Tra i tanti meriti che non smetterò di riconoscere al “mio medico”, c’è stato quello di avermi sempre lasciato intendere che dall’anoressia si guarisse. Ma si guarisse veramente, quindi integralmente. Non ho mai pensato che la meta di quel duro tratto di strada che stavo percorrendo potesse essere un benessere che sa di convivenza con la malattia e le sue frange. Per quanto, per tanti anni, io abbia controllato anche la piena guarigione, perché se avessi raggiunto la vetta, quale sarebbe stata, successivamente, la mia strada, la mia meta, il senso? La paura di riperdersi in quel buio, in quel silenzio e in quel vuoto è rimasta fortissima a lungo. Fortunatamente (non è questo l’avverbio giusto, perché la fortuna non c’entra, ma contano le persone che s’incontrano, gli scontri interiori, la volontà, la grazia), dopo tanti anni, mi è venuta la voglia di fare l’ultimo grande salto, quello con il quale mi sono conquistata la libertà, quello che mi ha permesso di provare a essere, ogni giorno di più, me stessa. Quando si decide che non se ne vuole più sapere di quella subdola compagna, perché essere suoi burattini non serve più, perché i vantaggi secondari della malattia non interessano e non sono utili alla vita piena a cui si anela, allora si smontano tutti gli schemi mentali a cui ci si era costretti ad ubbidire, si mettono in equilibrio i propri assetti emotivi. Quindi, mi sembra di poter dire che la guarigione piena (fisica, psichica e spirituale) sia, in ultima analisi, una “scelta” personale, frutto di un ampio e articolato lavoro su di sé. Il mio cammino personale, perciò, mi ha fatto passare da una strada incompatibile rispetto a quella del “non si guarisce mai del tutto”. E che cosa vorrà dire “mai del tutto”? Ma perché una persona che ha sofferto troppo per un disturbo alimentare, non si potrebbe concedere una vita “normale”? Che voglia viene, a chi è nel pieno della tempesta (che per tanto tempo non è consapevole della complessità di quell’enorme dolore che lo attraversa e che non ha il minimo desiderio di uscire dalla gabbia in cui si è rifugiato), di affrontare il mare e il mostro, se poi la meta è mediocre, non è un porto sicuro da cui ripartire serenamente, ma è un luogo da condividere con quello stesso mostro? Mah!! Per la mia esperienza, ha senso che io parli di speranza, di possibilità, di orizzonti belli e inaspettati, di rinascita, di gioia di vivere!

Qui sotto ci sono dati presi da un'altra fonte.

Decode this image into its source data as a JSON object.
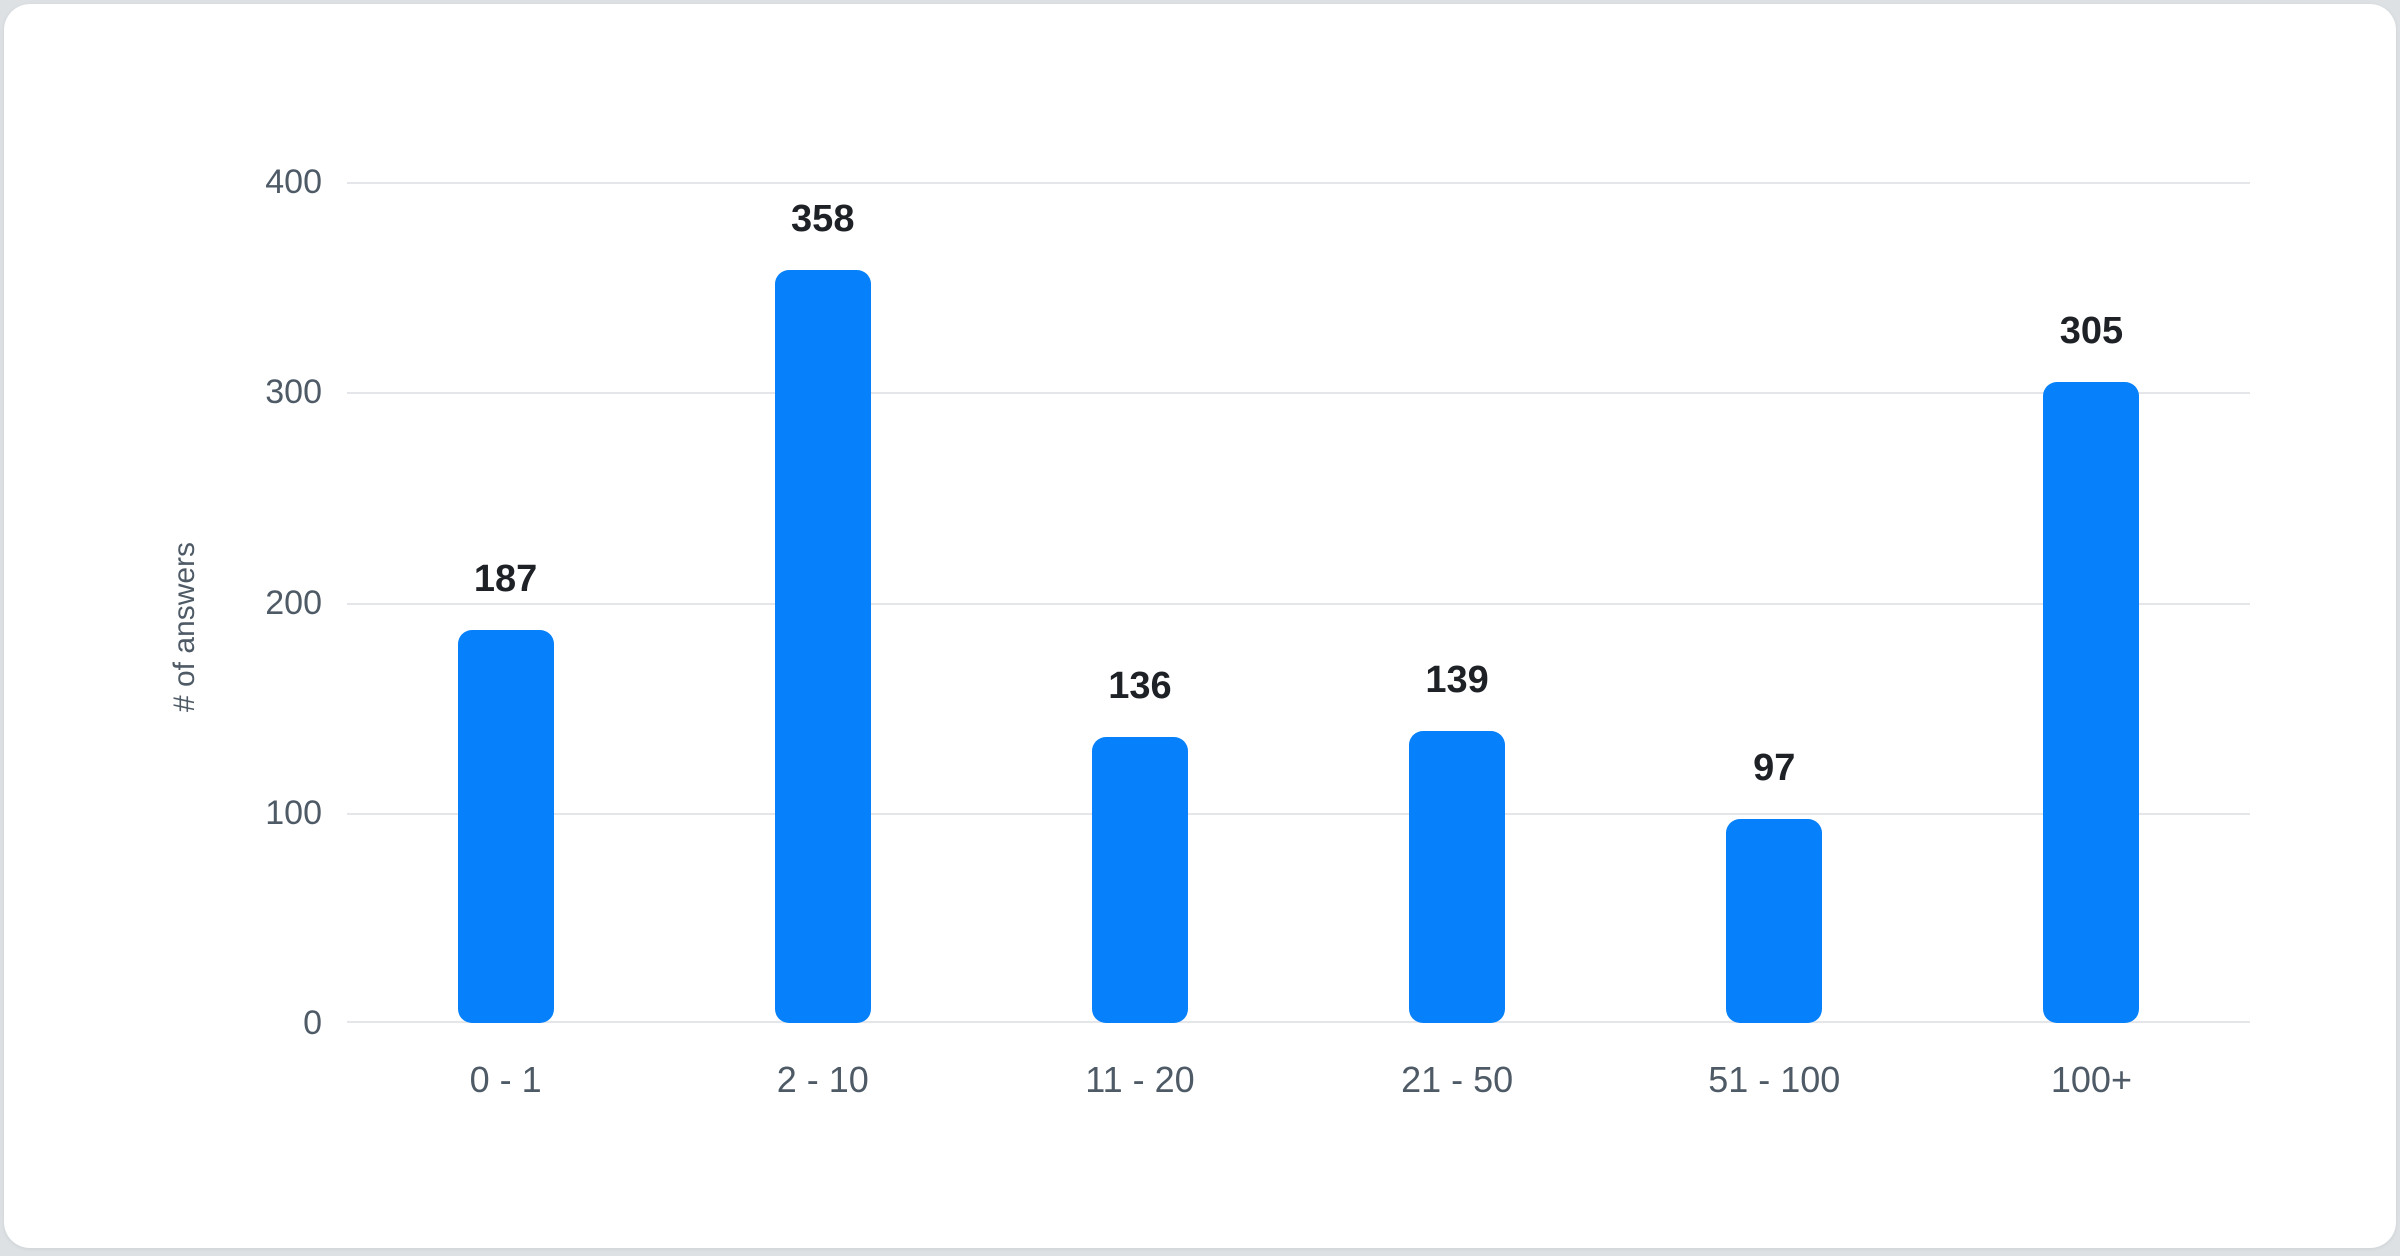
{
  "page": {
    "background_color": "#dde1e4",
    "card_background_color": "#ffffff"
  },
  "chart_data": {
    "type": "bar",
    "title": "",
    "xlabel": "",
    "ylabel": "# of answers",
    "categories": [
      "0 - 1",
      "2 - 10",
      "11 - 20",
      "21 - 50",
      "51 - 100",
      "100+"
    ],
    "values": [
      187,
      358,
      136,
      139,
      97,
      305
    ],
    "value_labels": [
      "187",
      "358",
      "136",
      "139",
      "97",
      "305"
    ],
    "ylim": [
      0,
      400
    ],
    "y_ticks": [
      0,
      100,
      200,
      300,
      400
    ],
    "grid": true,
    "legend": "none",
    "bar_color": "#0681fb",
    "value_label_color": "#1e2126",
    "axis_text_color": "#4e5a66",
    "grid_color": "#e4e6ea"
  }
}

Ora la mia vita mi piace e la mia storia è tornata a essere mia, in toto. Anche i ricordi più dolorosi, che posso rievocare con tenerezza.
La memoria è apprendimento da se stessi.
In effetti, lo sguardo con cui percepisco me stessa, gli altri e la vita è figlio di un passato che si è rivelato generativo. Ed è buffo che io non riesca più a chiamare lotta, battaglia o combattimento quel lungo periodo impegnativo. Adesso mi sento pure “tutta intera”. A lungo, ho avuto la certezza che la mia vita sarebbe stata segnata, per sempre, da un’insaldabile frattura, che avrebbe diviso la mia esistenza in un prima e in un dopo. Nel mezzo ci stava quell’evento che mi aveva attraversata e sconvolta. Mi sbagliavo.
Ciò che attualmente vivo, sento e respiro è l’unità del mio essere persona, con il suo cammino, le sue fragilità, la sua umanità. E la voglia di gridare e testimoniare che la vita è bella, è un viaggio straordinario, da inventare, creare, reinventare e ricreare giorno dopo giorno, perché ciascuno possa essere una piccola tessera che, insieme alle altre, realizza un meraviglioso mosaico, divina opera policromatica.